Review Summary: The Road Soundtrack takes its place beside Godspeed You! Black Emperor and Lustmord in creating a perfect soundtrack for the apocalypse.
Literature and the arts have always been great interests of mine, but ironically I have never really enjoyed reading fictional. Never really have I found it to be more of a chore, entwined in the uncreative dullness of the school system. I mean, I’ve understood why people enjoy fictional reading, but to see it in an emotionally powerful light is something I could never do. That was until I read
Cormac McCarthy’s ingenious epic,
The Road. What I found so brilliant about McCarthy’s masterpiece was how it was basically written in poetry; very little specifics were given, from names to dates everything was left out, focusing almost completely on the imagery to encapsulate the reader’s imagination. The plot was slow moving, almost frigid, embodying a trait that is very undervalued and almost lost in today’s mainstream culture; restraint.
Coming into the movie I was quite ready to be disappointed. Not only because I was close to certain that it wouldn’t top what was and is my favourite book, but with the commercial hype and advertising surrounding it, I was afraid they would go all “Hollywood” with it, taking away the stunning subtlety that made the book the masterpiece that it was. But after shedding many tears and seeing some of the best cinematography that has ever graced my eyes, I can say that my early assumptions were incredibly false. Although they added some much needed dialogue and more of a storyline, director John Hillcoat and writer Joe Penhall managed to keep the atmospheric magic of the book alive. Though everything else in the movie was nearly perfect, from the acting, to the dialogue, there are two main aspects of the movie that blew me away; one being the cinematography, stated before, and the other being the score, which takes us to the subject in question.
The Road Soundtrack.
With a movie like this, driven by atmosphere with little dialogue, it is pretty easy to say whether you are going to enjoy the soundtrack or not, and assuming you read the soundtrack above, my opinion going into this is quite clear. Within the movie the score fit perfectly,
Dirty Three’s Warren Ellis and
Nick Cave and the Bad Seeds, seem to create a near perfect sound for The Road, with subtlety and grace and the every now and then dark percussion lead attack. What impressed me most about the score was how Cave and Ellis managed to hone the restraint that made the book so gorgeous, without going the normal route of a full blown orchestra which, in this case, would not fit the film.

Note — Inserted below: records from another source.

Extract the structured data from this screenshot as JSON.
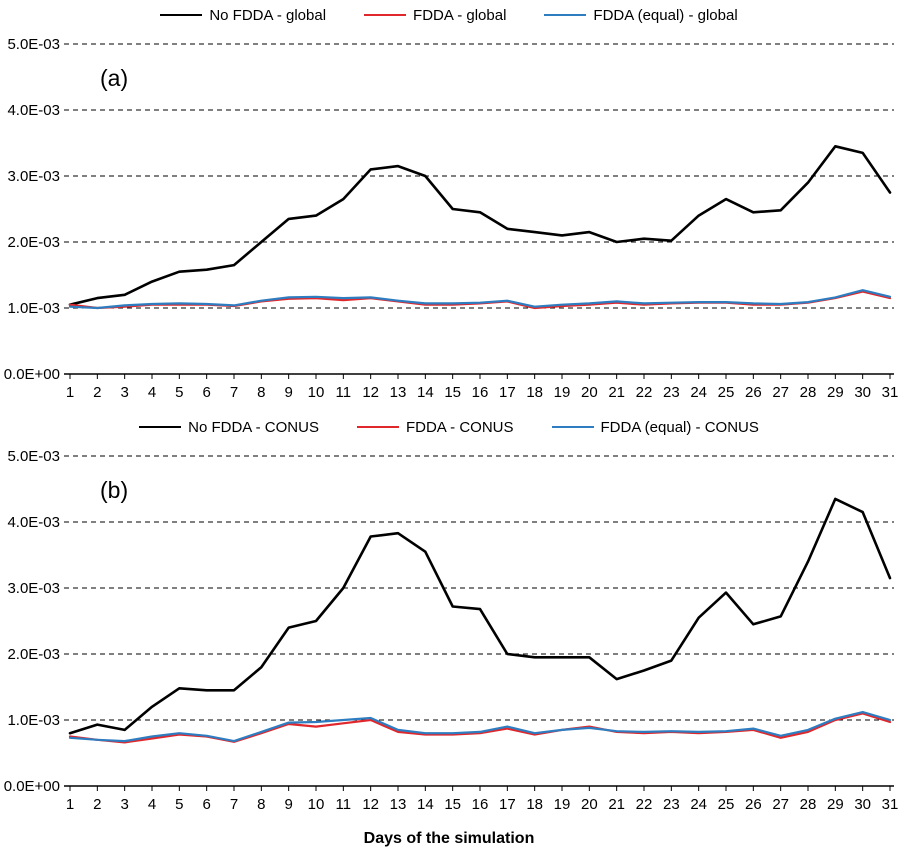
{
  "xlabel": "Days of the simulation",
  "colors": {
    "no_fdda": "#000000",
    "fdda": "#e0282c",
    "fdda_equal": "#2e7dc0"
  },
  "y_tick_labels": [
    "0.0E+00",
    "1.0E-03",
    "2.0E-03",
    "3.0E-03",
    "4.0E-03",
    "5.0E-03"
  ],
  "chart_data": [
    {
      "type": "line",
      "panel_label": "(a)",
      "x": [
        1,
        2,
        3,
        4,
        5,
        6,
        7,
        8,
        9,
        10,
        11,
        12,
        13,
        14,
        15,
        16,
        17,
        18,
        19,
        20,
        21,
        22,
        23,
        24,
        25,
        26,
        27,
        28,
        29,
        30,
        31
      ],
      "ylim": [
        0,
        0.005
      ],
      "y_ticks": [
        {
          "value": 0.0,
          "label": "0.0E+00"
        },
        {
          "value": 0.001,
          "label": "1.0E-03"
        },
        {
          "value": 0.002,
          "label": "2.0E-03"
        },
        {
          "value": 0.003,
          "label": "3.0E-03"
        },
        {
          "value": 0.004,
          "label": "4.0E-03"
        },
        {
          "value": 0.005,
          "label": "5.0E-03"
        }
      ],
      "series": [
        {
          "name": "No FDDA - global",
          "color": "no_fdda",
          "width": 2.6,
          "values": [
            0.00105,
            0.00115,
            0.0012,
            0.0014,
            0.00155,
            0.00158,
            0.00165,
            0.002,
            0.00235,
            0.0024,
            0.00265,
            0.0031,
            0.00315,
            0.003,
            0.0025,
            0.00245,
            0.0022,
            0.00215,
            0.0021,
            0.00215,
            0.002,
            0.00205,
            0.00202,
            0.0024,
            0.00265,
            0.00245,
            0.00248,
            0.0029,
            0.00345,
            0.00335,
            0.00275
          ]
        },
        {
          "name": "FDDA -  global",
          "color": "fdda",
          "width": 2.2,
          "values": [
            0.00105,
            0.001,
            0.00102,
            0.00105,
            0.00105,
            0.00105,
            0.00103,
            0.0011,
            0.00114,
            0.00115,
            0.00112,
            0.00115,
            0.0011,
            0.00105,
            0.00105,
            0.00107,
            0.0011,
            0.001,
            0.00103,
            0.00105,
            0.00108,
            0.00105,
            0.00107,
            0.00108,
            0.00108,
            0.00105,
            0.00105,
            0.00108,
            0.00115,
            0.00125,
            0.00115
          ]
        },
        {
          "name": "FDDA (equal) -  global",
          "color": "fdda_equal",
          "width": 2.2,
          "values": [
            0.00102,
            0.001,
            0.00104,
            0.00106,
            0.00107,
            0.00106,
            0.00104,
            0.00111,
            0.00116,
            0.00117,
            0.00115,
            0.00116,
            0.00111,
            0.00107,
            0.00107,
            0.00108,
            0.00111,
            0.00102,
            0.00105,
            0.00107,
            0.0011,
            0.00107,
            0.00108,
            0.00109,
            0.00109,
            0.00107,
            0.00106,
            0.00109,
            0.00116,
            0.00127,
            0.00117
          ]
        }
      ]
    },
    {
      "type": "line",
      "panel_label": "(b)",
      "x": [
        1,
        2,
        3,
        4,
        5,
        6,
        7,
        8,
        9,
        10,
        11,
        12,
        13,
        14,
        15,
        16,
        17,
        18,
        19,
        20,
        21,
        22,
        23,
        24,
        25,
        26,
        27,
        28,
        29,
        30,
        31
      ],
      "ylim": [
        0,
        0.005
      ],
      "y_ticks": [
        {
          "value": 0.0,
          "label": "0.0E+00"
        },
        {
          "value": 0.001,
          "label": "1.0E-03"
        },
        {
          "value": 0.002,
          "label": "2.0E-03"
        },
        {
          "value": 0.003,
          "label": "3.0E-03"
        },
        {
          "value": 0.004,
          "label": "4.0E-03"
        },
        {
          "value": 0.005,
          "label": "5.0E-03"
        }
      ],
      "series": [
        {
          "name": "No FDDA - CONUS",
          "color": "no_fdda",
          "width": 2.6,
          "values": [
            0.0008,
            0.00093,
            0.00085,
            0.0012,
            0.00148,
            0.00145,
            0.00145,
            0.0018,
            0.0024,
            0.0025,
            0.003,
            0.00378,
            0.00383,
            0.00355,
            0.00272,
            0.00268,
            0.002,
            0.00195,
            0.00195,
            0.00195,
            0.00162,
            0.00175,
            0.0019,
            0.00255,
            0.00293,
            0.00245,
            0.00257,
            0.0034,
            0.00435,
            0.00415,
            0.00315
          ]
        },
        {
          "name": "FDDA - CONUS",
          "color": "fdda",
          "width": 2.2,
          "values": [
            0.00075,
            0.0007,
            0.00066,
            0.00072,
            0.00078,
            0.00075,
            0.00067,
            0.0008,
            0.00094,
            0.0009,
            0.00095,
            0.001,
            0.00082,
            0.00078,
            0.00078,
            0.0008,
            0.00087,
            0.00078,
            0.00085,
            0.0009,
            0.00082,
            0.0008,
            0.00082,
            0.0008,
            0.00082,
            0.00085,
            0.00073,
            0.00082,
            0.001,
            0.0011,
            0.00097
          ]
        },
        {
          "name": "FDDA (equal) - CONUS",
          "color": "fdda_equal",
          "width": 2.2,
          "values": [
            0.00073,
            0.0007,
            0.00068,
            0.00075,
            0.0008,
            0.00076,
            0.00068,
            0.00082,
            0.00096,
            0.00097,
            0.001,
            0.00103,
            0.00085,
            0.0008,
            0.0008,
            0.00082,
            0.0009,
            0.0008,
            0.00085,
            0.00088,
            0.00083,
            0.00082,
            0.00083,
            0.00082,
            0.00083,
            0.00087,
            0.00076,
            0.00085,
            0.00102,
            0.00112,
            0.001
          ]
        }
      ]
    }
  ]
}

We have established that the score brilliantly fits the movie, but what makes
the Fountain and
28 Days Later soundtracks so remarkable is their ability to stay not only musically relevant, but emotionally powerful even without the movie, for the soundtrack to stand on its own as a glorious piece of art, rather than just memorabilia for those who loved the movie. Usually mainly just piano, violin, loops, some wind instruments and a fury of percussion every so often, Warren Ellis and Nick Cave manage to do just that, making a score that stands out on its own as a brilliant piece of art. The piano is delicate the violin sways upon the line of eerie and beautiful, creating a dreary, midnight atmosphere, that would fit perfectly as the soundtrack of a man and a boy walking through a post apocalyptic wasteland. Though in the beautiful minimalist works there are scenes of horror. Tracks like “The Cannibals” and “the Cellar” incorporate the thrill of the Road, with cryptic noises and powerfully pounding percussion, without distracting from the overall adventure that the soundtrack is and the rare feeling of “togetherness” that it contains.
Minimalist but epic, dark but glorious, dreary but organic the soundtrack to the Road conveys exactly what the film presented; a glimmering hope in complete turmoil. Not only that but it could possibly the best work from both of the artists involved, referring to their work with
The Assassination of Jesse James by the Coward Robert Ford, Cave’s award winning score to
The Proposition, Ellis’ band Dirty Three, and whatever else they have been a part of. The Road soundtrack completes maybe one of the decade’s most prevailing trilogies, while standing on its own as a modern classical masterpiece, taking its place beside
Godspeed You! Black Emperor and
Lustmord as creating a perfect soundtrack for the apocalypse.